Social media is a concept that bubbled up through the masses starting, roughly speaking, around 2005. While social media sites like MySpace and Facebook began as ways for primarily young people to find each other and keep in touch, corporations soon saw how these sites could be used to improve customer relations. By 2009 social media begun to revolutionize the way corporations managed customer relations.
According to IT research and advisory company Gartner, by 2010 60% of Fortune 1000 companies will be using social media in some form as a way to improve customer relations. That’s the good news. Gartner also posits that over half of the companies using social media for this function will do it wrong and actually harm customer relations. Gartner suggests that companies focus their analysis on customer online buying in order to offer a direct calculation of return on investment in terms of sales and customer loyalty coming through social media sites.
Gartner says that there are four steps businesses need to pursue to successfully use social media to manage customer relations. The first step is clearly defining the purpose of the social media initiative. Second, they must be willing to give up some degree of control over the medium, because the public wants some degree of ownership of the relationship as a reward for participating.

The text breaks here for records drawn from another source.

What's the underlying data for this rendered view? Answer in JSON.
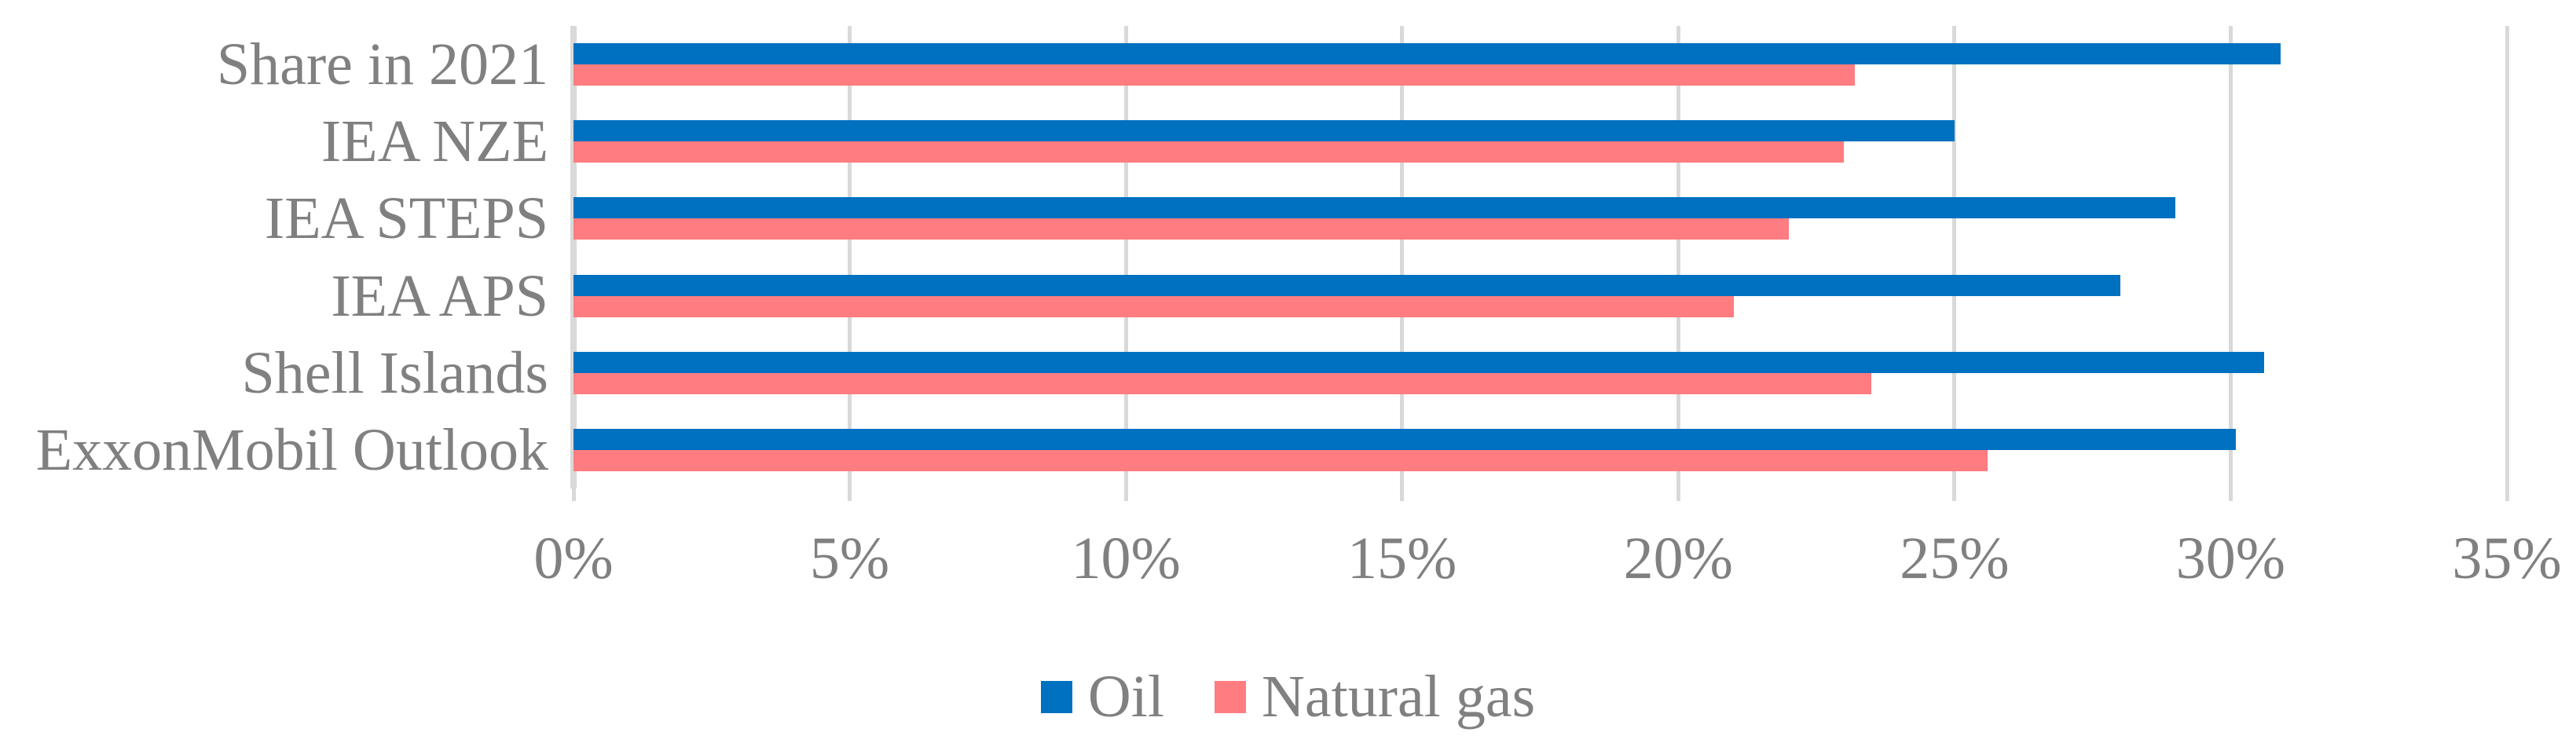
{
  "chart_data": {
    "type": "bar",
    "orientation": "horizontal",
    "title": "",
    "xlabel": "",
    "ylabel": "",
    "categories": [
      "Share in 2021",
      "IEA NZE",
      "IEA STEPS",
      "IEA APS",
      "Shell Islands",
      "ExxonMobil Outlook"
    ],
    "series": [
      {
        "name": "Oil",
        "color": "#0070C0",
        "values": [
          30.9,
          25.0,
          29.0,
          28.0,
          30.6,
          30.1
        ]
      },
      {
        "name": "Natural gas",
        "color": "#FF7C80",
        "values": [
          23.2,
          23.0,
          22.0,
          21.0,
          23.5,
          25.6
        ]
      }
    ],
    "x_axis": {
      "min": 0,
      "max": 35,
      "step": 5,
      "tick_labels": [
        "0%",
        "5%",
        "10%",
        "15%",
        "20%",
        "25%",
        "30%",
        "35%"
      ],
      "format": "percent"
    },
    "grid": true,
    "legend_position": "bottom-center",
    "colors": {
      "gridline": "#D9D9D9",
      "text": "#808080",
      "background": "#FFFFFF"
    }
  }
}
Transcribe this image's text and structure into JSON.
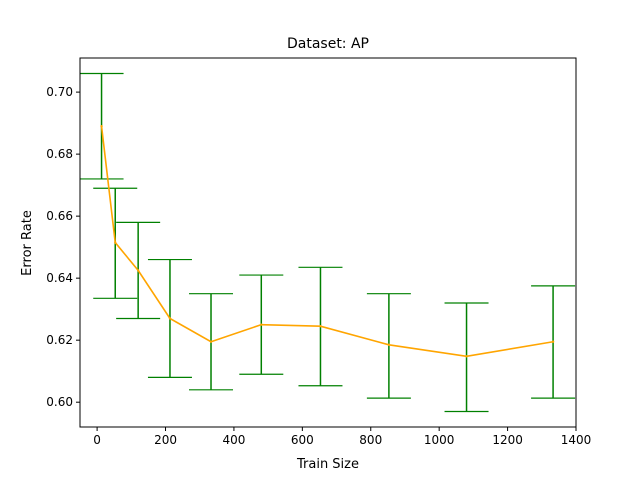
{
  "chart_data": {
    "type": "line",
    "title": "Dataset: AP",
    "xlabel": "Train Size",
    "ylabel": "Error Rate",
    "xlim": [
      -50,
      1400
    ],
    "ylim": [
      0.592,
      0.711
    ],
    "x_ticks": [
      0,
      200,
      400,
      600,
      800,
      1000,
      1200,
      1400
    ],
    "y_ticks": [
      0.6,
      0.62,
      0.64,
      0.66,
      0.68,
      0.7
    ],
    "grid": false,
    "series": [
      {
        "color": "#ffa500",
        "errorbar_color": "#008000",
        "x": [
          13,
          53,
          120,
          213,
          333,
          480,
          653,
          853,
          1080,
          1333
        ],
        "y": [
          0.689,
          0.6515,
          0.6425,
          0.627,
          0.6195,
          0.625,
          0.6245,
          0.6185,
          0.6148,
          0.6195
        ],
        "y_lower": [
          0.672,
          0.6335,
          0.627,
          0.608,
          0.604,
          0.609,
          0.6053,
          0.6013,
          0.597,
          0.6013
        ],
        "y_upper": [
          0.706,
          0.669,
          0.658,
          0.646,
          0.635,
          0.641,
          0.6435,
          0.635,
          0.632,
          0.6375
        ]
      }
    ]
  }
}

Companies then have to reward those customers that participate socially. This may mean allowing them to vote on, or otherwise rate contributions and information on the site. Finally, companies must appoint someone in-house who has the skills to head up a social media customer relations initiative. Using social media for customer relations should never be an afterthought. In fact, it should probably have someone specifically devoted to it full time, with their own staff if necessary.

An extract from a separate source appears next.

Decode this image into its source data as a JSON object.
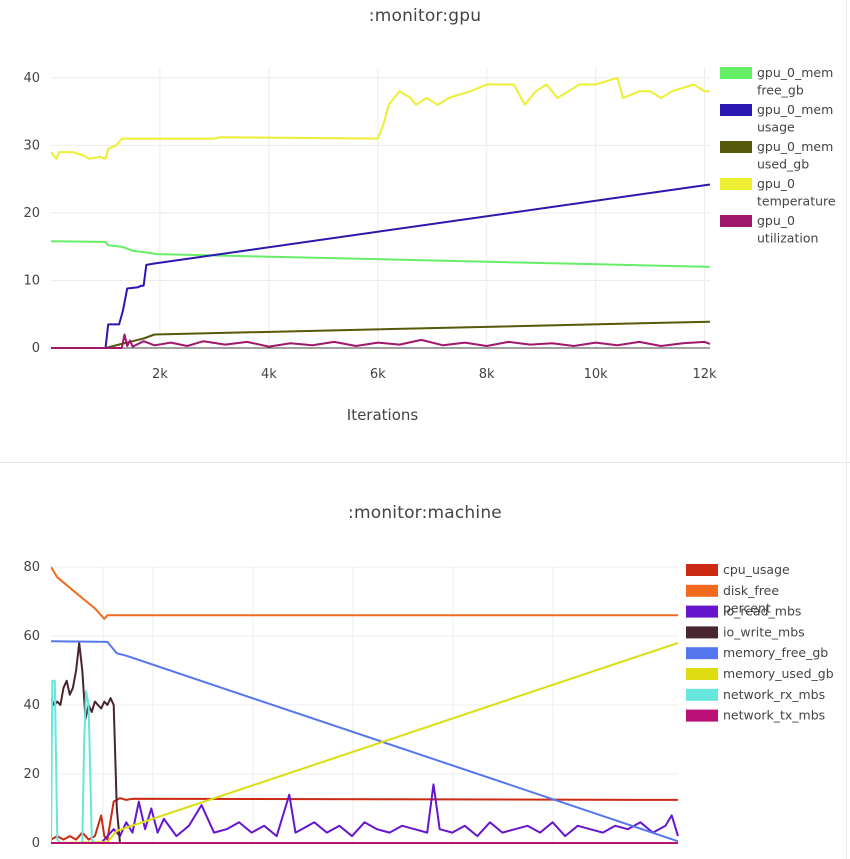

There is no question that social networking has changed the behavior of a critical mass of individuals as customers and prospects. According to Gartner, they can no longer be described adequately based on demographic information, which is the usual target for corporate customer relations efforts.

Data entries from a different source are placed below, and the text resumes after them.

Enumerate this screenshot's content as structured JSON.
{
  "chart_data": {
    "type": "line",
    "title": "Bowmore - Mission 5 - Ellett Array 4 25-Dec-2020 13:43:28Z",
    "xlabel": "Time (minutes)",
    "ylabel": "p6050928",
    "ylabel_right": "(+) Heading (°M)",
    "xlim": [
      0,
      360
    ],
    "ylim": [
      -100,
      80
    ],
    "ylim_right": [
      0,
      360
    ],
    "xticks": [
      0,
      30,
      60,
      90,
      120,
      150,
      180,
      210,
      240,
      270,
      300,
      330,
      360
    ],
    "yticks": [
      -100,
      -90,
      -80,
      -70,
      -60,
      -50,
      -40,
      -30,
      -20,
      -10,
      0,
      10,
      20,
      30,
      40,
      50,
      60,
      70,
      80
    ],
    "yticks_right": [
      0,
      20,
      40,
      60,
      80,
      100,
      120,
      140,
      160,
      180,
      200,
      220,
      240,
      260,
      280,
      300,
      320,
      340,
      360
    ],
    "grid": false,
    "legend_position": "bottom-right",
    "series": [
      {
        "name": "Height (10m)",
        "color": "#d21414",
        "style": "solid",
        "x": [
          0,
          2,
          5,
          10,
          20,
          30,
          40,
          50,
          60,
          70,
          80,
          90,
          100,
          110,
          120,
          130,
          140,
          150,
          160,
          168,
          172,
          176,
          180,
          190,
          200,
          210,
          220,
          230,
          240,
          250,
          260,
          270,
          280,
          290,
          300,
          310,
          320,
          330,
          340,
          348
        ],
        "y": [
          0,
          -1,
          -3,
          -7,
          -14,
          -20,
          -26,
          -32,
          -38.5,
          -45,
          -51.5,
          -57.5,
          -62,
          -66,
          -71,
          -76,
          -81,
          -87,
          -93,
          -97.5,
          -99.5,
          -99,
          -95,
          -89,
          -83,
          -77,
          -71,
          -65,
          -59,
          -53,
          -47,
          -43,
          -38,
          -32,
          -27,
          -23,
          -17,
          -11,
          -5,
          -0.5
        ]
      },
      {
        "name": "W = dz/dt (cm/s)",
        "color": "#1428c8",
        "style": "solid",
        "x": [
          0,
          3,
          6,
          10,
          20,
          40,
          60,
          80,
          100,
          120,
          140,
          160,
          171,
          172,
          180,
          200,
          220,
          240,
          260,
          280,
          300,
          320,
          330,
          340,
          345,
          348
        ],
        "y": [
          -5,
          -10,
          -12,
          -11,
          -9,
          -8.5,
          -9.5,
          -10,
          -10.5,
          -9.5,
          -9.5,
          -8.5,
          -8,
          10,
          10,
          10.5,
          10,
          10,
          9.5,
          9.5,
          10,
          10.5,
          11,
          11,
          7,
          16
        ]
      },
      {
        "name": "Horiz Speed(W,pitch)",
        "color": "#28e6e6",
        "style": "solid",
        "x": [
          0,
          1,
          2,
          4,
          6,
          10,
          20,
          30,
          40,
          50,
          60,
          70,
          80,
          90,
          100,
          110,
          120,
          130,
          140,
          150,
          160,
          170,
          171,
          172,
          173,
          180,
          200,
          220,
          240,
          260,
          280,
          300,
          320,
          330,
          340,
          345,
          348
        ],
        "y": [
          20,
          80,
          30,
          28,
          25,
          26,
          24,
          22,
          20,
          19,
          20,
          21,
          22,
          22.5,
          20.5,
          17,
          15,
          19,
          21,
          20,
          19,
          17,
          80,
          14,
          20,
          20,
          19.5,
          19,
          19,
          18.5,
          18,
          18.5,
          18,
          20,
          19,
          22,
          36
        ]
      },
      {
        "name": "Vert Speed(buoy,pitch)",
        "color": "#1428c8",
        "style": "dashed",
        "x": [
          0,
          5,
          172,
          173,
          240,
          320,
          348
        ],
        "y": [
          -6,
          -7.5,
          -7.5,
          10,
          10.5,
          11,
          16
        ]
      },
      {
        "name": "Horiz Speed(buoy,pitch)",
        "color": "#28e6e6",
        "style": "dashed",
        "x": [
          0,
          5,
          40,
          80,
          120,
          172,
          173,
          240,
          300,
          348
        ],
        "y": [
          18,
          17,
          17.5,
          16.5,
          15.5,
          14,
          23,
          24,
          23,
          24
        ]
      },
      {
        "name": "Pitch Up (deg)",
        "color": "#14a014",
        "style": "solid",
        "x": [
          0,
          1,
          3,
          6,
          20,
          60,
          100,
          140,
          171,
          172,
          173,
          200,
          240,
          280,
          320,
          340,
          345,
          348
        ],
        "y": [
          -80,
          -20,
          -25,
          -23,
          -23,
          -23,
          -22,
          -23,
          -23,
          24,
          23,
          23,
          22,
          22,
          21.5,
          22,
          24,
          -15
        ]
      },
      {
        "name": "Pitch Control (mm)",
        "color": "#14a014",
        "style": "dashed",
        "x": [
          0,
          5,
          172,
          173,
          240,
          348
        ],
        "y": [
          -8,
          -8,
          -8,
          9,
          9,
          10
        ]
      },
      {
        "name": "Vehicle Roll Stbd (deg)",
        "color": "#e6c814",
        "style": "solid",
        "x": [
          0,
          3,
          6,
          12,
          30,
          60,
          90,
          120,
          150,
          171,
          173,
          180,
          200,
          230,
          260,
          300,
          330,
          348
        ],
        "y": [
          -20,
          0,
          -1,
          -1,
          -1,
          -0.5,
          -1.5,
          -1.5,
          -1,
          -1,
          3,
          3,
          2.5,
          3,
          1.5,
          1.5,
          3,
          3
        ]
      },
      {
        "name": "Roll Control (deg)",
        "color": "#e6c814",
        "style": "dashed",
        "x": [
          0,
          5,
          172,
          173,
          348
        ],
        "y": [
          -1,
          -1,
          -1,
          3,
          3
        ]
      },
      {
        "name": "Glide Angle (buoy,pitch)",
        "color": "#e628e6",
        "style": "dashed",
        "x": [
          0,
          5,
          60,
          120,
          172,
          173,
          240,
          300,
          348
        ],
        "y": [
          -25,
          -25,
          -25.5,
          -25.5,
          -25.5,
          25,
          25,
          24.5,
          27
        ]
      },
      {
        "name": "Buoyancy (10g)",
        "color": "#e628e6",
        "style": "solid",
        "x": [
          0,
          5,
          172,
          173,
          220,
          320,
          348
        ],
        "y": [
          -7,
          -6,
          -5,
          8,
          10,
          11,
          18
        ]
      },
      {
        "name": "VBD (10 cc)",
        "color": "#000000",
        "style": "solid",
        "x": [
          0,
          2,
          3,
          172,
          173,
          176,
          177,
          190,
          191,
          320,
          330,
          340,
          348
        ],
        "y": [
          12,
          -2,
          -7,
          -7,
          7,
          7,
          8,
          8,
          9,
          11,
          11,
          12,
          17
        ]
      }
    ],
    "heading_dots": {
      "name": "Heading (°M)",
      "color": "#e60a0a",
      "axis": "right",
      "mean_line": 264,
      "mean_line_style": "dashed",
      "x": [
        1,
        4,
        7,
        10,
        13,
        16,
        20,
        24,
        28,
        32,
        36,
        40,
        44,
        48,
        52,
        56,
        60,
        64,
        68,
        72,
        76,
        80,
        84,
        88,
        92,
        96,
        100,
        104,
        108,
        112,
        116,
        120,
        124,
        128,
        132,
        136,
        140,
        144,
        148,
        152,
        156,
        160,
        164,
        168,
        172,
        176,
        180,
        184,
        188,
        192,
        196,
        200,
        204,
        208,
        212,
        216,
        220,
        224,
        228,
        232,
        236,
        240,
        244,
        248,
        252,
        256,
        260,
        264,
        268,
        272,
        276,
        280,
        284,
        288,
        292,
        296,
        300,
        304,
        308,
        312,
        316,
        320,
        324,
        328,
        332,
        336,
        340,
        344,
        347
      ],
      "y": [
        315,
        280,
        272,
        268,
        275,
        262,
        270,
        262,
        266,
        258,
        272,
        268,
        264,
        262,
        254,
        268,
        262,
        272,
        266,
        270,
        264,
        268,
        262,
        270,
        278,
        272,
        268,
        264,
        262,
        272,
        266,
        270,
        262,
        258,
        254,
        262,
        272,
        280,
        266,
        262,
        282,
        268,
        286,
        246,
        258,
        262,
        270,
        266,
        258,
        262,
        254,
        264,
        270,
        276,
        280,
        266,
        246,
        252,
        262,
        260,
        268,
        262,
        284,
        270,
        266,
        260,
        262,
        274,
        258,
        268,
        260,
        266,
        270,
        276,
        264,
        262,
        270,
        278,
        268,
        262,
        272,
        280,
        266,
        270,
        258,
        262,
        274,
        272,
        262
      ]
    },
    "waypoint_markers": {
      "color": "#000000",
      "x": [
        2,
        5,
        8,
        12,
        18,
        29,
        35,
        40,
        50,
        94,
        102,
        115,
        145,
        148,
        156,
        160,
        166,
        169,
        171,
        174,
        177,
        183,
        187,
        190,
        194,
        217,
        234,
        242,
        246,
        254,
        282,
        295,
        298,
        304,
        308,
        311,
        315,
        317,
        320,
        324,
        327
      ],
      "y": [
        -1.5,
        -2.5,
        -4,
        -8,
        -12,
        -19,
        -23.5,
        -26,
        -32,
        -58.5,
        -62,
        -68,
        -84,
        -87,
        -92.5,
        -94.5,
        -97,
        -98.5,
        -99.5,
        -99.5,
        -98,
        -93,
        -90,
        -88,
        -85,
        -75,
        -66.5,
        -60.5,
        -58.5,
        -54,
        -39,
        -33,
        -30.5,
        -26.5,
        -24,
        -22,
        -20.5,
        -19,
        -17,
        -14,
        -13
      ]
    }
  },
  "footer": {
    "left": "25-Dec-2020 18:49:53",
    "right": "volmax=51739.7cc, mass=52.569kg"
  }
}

When it comes to your company, you’re not going to want to invest a lot of time or effort in such an undertaking without knowing if it will pay off in terms of driving quality traffic to your company’s website.
Non-linear Creations did a one-year study of the effects of five social media sites (LinkedIn, Facebook, Twitter, MySpace, Stumbleupon) on their own home page. After a year, it was determined that social media sites drove about 18% of their site’s visitors from the referring sites in aggregate.
In the Case of Non-linear Creations, Linkedin and Facebook outperformed the other social media sites. That’s important, but it isn’t the whole story. What about conversion rates? Non-linear Creations measured conversion rates by whether visitors downloaded one of their white papers, subscribed to their blog or newsletter, or contacted them by phone or email. In this case – driving real prospects – Linkedin outperformed the other sites. Traffic from Linkedin was much more likely to convert than the average site visitor. Other social media sites actually underperformed the average.
There’s no guarantee that Linkedin will give your company the tangible results that Non-linear Creations got. It probably depends on what type of business you have. It is not quite understood what the less tangible benefits are of reaching customers online in a way that makes them feel as if the brand is listening and cares enough to interact in the way they desire. One of the things people dislike about customer support call centers is their anonymous feel. It keeps them from feeling a sense of relationship to the brand. So far no obvious downsides of using social media for customer service, so it would seem to be in any company’s best interests to use this form of outreach.
It certainly isn’t hard to create accounts on social media sites. The hard part is in actually interacting with customers on them, listening to them, and analyzing your online visitor numbers to see which social media sites give you the most return on investment in terms of online sales or some other metric. At that point you’ll have to determine how much effort to put into making under-performing social media referrers more effective.